I have to admit that I am a lifelong fan of the Philadelphia Phillies. That designation is not an easy one to bear. The Phils have been around for 126 years, and they have won a grand total of one (1) World Series. Last season, on July 25th, the Phillies accomplished the ignominious distinction of being the first professional sports franchise to lose 10,000 games. Ouch.
But they came on late last year and made an astounding run to catch the Mets and win the National League East on the last day of the season. The New Yorkers had a seven game lead over the Phillies on September 12th. Phillies historians are familiar with this type of painful collapse; they had a 6.5 game lead back on September 20th of 1964 and lost the last ten games of the season, winding up a game behind the St. Louis Cardinals.
This year the tables have turned a little bit. The Phillies had a nice lead on the Mets early in the season, but since the All Star break, their vaunted offense, led by Jimmy Rollins, Chase Utley and Ryan Howard hasn’t been able to hit, and the Mets have made their move. They are 2.5 games ahead of the Phils as of this writing.
The Phillies never seem to do the things that good teams do to address their needs before the trading deadline. The Milwaukee Brewers acquired last year’s American League Cy Young Award winner CC Sabathia just before the trading deadline. He’s started nine times since then. His record? 9-0 with a 1.60 ERA, and five, count ‘em, five complete games. The Brew Crew is sitting 2.5 games in front of the Cardinals for the National League Wild Card spot, and 5.5 games behind the Central Division front running Cubs, who have the best record in baseball at 78-49.

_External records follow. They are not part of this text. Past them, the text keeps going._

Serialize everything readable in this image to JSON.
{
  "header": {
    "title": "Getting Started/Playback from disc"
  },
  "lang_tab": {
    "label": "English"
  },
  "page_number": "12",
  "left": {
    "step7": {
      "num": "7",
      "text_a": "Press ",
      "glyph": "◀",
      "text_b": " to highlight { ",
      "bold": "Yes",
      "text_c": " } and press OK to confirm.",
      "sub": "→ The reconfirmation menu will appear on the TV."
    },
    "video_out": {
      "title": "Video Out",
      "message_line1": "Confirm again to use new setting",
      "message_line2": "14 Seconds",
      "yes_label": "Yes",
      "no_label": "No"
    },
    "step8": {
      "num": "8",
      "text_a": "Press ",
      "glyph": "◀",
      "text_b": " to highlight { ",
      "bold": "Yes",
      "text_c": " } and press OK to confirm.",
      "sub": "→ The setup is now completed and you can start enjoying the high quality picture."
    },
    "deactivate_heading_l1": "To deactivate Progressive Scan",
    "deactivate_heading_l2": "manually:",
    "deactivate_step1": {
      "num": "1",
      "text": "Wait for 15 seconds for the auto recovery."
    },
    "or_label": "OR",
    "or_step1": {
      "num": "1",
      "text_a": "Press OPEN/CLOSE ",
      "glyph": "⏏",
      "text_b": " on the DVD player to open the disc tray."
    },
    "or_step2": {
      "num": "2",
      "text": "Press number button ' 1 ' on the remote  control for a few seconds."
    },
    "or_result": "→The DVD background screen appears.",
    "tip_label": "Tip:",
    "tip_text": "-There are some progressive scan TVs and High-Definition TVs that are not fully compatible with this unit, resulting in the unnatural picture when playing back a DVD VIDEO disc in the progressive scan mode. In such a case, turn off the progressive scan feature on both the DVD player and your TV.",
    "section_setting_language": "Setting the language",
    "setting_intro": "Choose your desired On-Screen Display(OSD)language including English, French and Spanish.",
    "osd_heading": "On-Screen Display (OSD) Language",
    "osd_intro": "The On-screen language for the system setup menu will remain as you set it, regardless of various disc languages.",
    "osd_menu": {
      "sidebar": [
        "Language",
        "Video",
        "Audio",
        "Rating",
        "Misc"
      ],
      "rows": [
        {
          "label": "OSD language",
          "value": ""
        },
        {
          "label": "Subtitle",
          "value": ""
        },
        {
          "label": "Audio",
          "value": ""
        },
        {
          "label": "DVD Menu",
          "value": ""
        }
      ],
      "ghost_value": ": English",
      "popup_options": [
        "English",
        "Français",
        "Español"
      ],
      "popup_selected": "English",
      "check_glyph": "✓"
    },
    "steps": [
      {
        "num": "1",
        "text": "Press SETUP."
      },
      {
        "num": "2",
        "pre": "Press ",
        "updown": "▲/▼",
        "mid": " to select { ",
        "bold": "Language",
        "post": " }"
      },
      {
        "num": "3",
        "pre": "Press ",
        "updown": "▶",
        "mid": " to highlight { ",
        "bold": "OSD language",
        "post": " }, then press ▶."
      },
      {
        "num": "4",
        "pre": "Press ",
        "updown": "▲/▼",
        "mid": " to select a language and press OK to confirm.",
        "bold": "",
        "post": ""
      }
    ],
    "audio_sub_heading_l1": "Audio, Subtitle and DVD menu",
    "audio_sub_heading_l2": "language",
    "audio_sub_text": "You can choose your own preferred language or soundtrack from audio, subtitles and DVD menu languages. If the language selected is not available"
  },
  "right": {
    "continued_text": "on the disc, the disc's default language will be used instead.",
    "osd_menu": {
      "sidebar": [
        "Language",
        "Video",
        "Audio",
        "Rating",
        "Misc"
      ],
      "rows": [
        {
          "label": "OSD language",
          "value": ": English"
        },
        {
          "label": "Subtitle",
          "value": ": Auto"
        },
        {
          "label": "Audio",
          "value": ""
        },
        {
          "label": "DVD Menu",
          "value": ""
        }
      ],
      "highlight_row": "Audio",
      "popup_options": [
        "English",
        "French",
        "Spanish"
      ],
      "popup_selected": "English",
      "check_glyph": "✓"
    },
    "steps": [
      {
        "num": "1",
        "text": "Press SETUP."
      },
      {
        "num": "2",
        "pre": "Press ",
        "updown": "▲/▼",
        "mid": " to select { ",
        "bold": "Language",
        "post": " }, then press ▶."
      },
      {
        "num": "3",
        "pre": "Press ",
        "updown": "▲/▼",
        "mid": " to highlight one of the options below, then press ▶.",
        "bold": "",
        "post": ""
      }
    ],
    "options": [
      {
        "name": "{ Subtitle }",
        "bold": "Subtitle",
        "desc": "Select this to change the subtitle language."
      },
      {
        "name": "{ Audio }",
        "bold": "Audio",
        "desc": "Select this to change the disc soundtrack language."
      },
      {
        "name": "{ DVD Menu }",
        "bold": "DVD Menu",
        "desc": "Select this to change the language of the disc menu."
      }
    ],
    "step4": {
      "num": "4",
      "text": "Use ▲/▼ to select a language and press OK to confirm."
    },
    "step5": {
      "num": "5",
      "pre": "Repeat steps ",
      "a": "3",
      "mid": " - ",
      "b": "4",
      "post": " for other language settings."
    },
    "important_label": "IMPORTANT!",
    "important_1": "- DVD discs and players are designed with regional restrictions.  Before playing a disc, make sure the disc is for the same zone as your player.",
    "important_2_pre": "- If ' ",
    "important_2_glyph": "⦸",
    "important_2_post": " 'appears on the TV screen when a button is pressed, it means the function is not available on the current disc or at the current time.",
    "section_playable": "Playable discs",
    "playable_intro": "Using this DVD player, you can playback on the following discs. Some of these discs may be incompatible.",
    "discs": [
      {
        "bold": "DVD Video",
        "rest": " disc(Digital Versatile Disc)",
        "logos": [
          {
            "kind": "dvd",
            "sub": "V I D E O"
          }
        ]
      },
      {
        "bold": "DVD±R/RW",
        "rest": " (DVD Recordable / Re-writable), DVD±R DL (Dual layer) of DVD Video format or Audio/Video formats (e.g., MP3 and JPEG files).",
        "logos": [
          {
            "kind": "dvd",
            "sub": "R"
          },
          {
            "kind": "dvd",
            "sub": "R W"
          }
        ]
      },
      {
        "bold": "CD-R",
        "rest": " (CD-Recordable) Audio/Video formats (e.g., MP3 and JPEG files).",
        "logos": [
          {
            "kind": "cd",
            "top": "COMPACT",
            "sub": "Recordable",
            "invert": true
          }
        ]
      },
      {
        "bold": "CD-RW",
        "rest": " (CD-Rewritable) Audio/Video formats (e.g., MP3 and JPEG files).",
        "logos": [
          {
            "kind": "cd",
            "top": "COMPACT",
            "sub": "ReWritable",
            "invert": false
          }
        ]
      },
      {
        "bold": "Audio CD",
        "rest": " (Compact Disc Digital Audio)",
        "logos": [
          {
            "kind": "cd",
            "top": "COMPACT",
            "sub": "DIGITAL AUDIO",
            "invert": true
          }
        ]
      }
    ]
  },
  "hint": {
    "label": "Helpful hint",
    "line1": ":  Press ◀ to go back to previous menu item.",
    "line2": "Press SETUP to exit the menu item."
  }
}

On a similar note, the Dodgers picked up Manny Ramirez from the Red Sox and their anemic offense has improved, but the Arizona Diamondbacks have won eight of their last ten and hold a slim 2 game lead over Joe Torre’s charges in the National League West.

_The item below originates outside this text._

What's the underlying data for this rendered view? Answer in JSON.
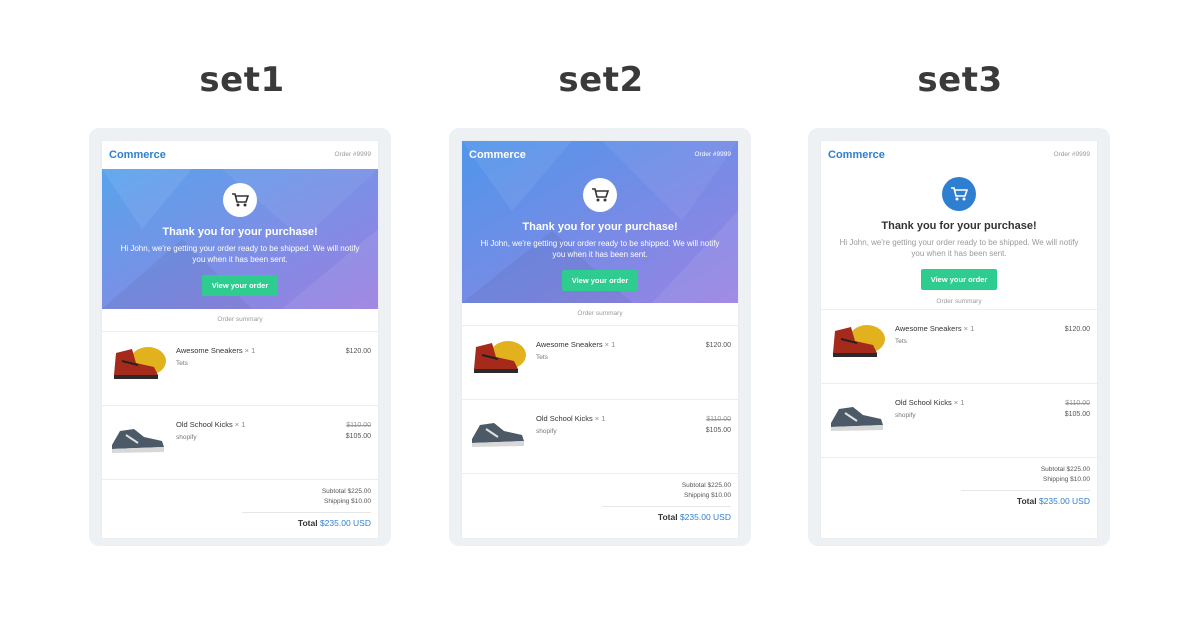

Over in the junior circuit, the big surprise is the Tampa Bay Rays, who had the worst record in baseball on this date a year ago and are presently tied with the Los Angeles Angels for the best record in the American League at 77-49. The two teams sit atop the Eastern and Western Divisions respectively, and the White Sox are clinging to a half game lead over the Minnesota Twins in the Central. The Red Sox and Twins are deadlocked with identical 73-54 records in the Wild Card race. The Yankees run of thirteen consecutive years in the playoffs is in serious jeopardy; they’re sitting six games behind the Beantowners and the Twins.

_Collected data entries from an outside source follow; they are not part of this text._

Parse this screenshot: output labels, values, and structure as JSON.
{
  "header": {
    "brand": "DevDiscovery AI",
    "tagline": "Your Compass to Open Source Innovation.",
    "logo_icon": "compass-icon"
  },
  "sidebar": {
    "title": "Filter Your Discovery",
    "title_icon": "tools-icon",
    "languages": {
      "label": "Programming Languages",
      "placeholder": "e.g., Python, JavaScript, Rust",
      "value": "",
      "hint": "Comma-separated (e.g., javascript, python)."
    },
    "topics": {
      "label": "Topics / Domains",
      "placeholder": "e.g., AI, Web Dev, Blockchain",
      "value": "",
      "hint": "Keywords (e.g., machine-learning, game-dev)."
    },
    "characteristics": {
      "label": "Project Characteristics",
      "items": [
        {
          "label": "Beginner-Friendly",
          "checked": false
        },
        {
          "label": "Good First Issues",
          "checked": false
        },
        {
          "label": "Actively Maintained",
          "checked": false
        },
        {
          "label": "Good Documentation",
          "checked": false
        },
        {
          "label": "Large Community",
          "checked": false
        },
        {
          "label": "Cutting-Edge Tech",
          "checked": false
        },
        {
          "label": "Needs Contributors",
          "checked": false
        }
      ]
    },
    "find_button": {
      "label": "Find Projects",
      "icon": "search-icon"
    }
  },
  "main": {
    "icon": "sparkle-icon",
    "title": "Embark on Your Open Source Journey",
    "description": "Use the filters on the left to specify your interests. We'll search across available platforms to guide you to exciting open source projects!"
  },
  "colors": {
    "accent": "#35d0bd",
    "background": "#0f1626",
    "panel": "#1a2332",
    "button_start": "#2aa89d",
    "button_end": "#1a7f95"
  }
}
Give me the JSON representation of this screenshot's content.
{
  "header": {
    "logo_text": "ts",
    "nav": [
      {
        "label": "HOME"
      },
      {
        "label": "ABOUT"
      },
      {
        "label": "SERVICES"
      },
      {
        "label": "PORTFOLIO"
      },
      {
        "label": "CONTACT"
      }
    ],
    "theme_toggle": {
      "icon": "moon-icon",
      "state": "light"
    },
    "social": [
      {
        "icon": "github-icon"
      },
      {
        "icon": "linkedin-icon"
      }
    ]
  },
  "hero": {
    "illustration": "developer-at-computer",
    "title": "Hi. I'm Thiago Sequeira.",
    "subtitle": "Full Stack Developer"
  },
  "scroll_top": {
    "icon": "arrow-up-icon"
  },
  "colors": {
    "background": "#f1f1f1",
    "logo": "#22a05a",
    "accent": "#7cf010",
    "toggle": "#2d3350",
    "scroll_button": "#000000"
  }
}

As for my Phillies, they have six games left against the Mets, so they have a chance to make up ground when they play head to head. If they can’t beat the Mets when it counts, well, that means that the Mets have the better team and they deserve to advance. It’s been 28 years since the Phillies won that one World Series, and to be honest, it wouldn’t surprise me if it didn’t happen again for 28 more. But…I’m hopefully optimistic.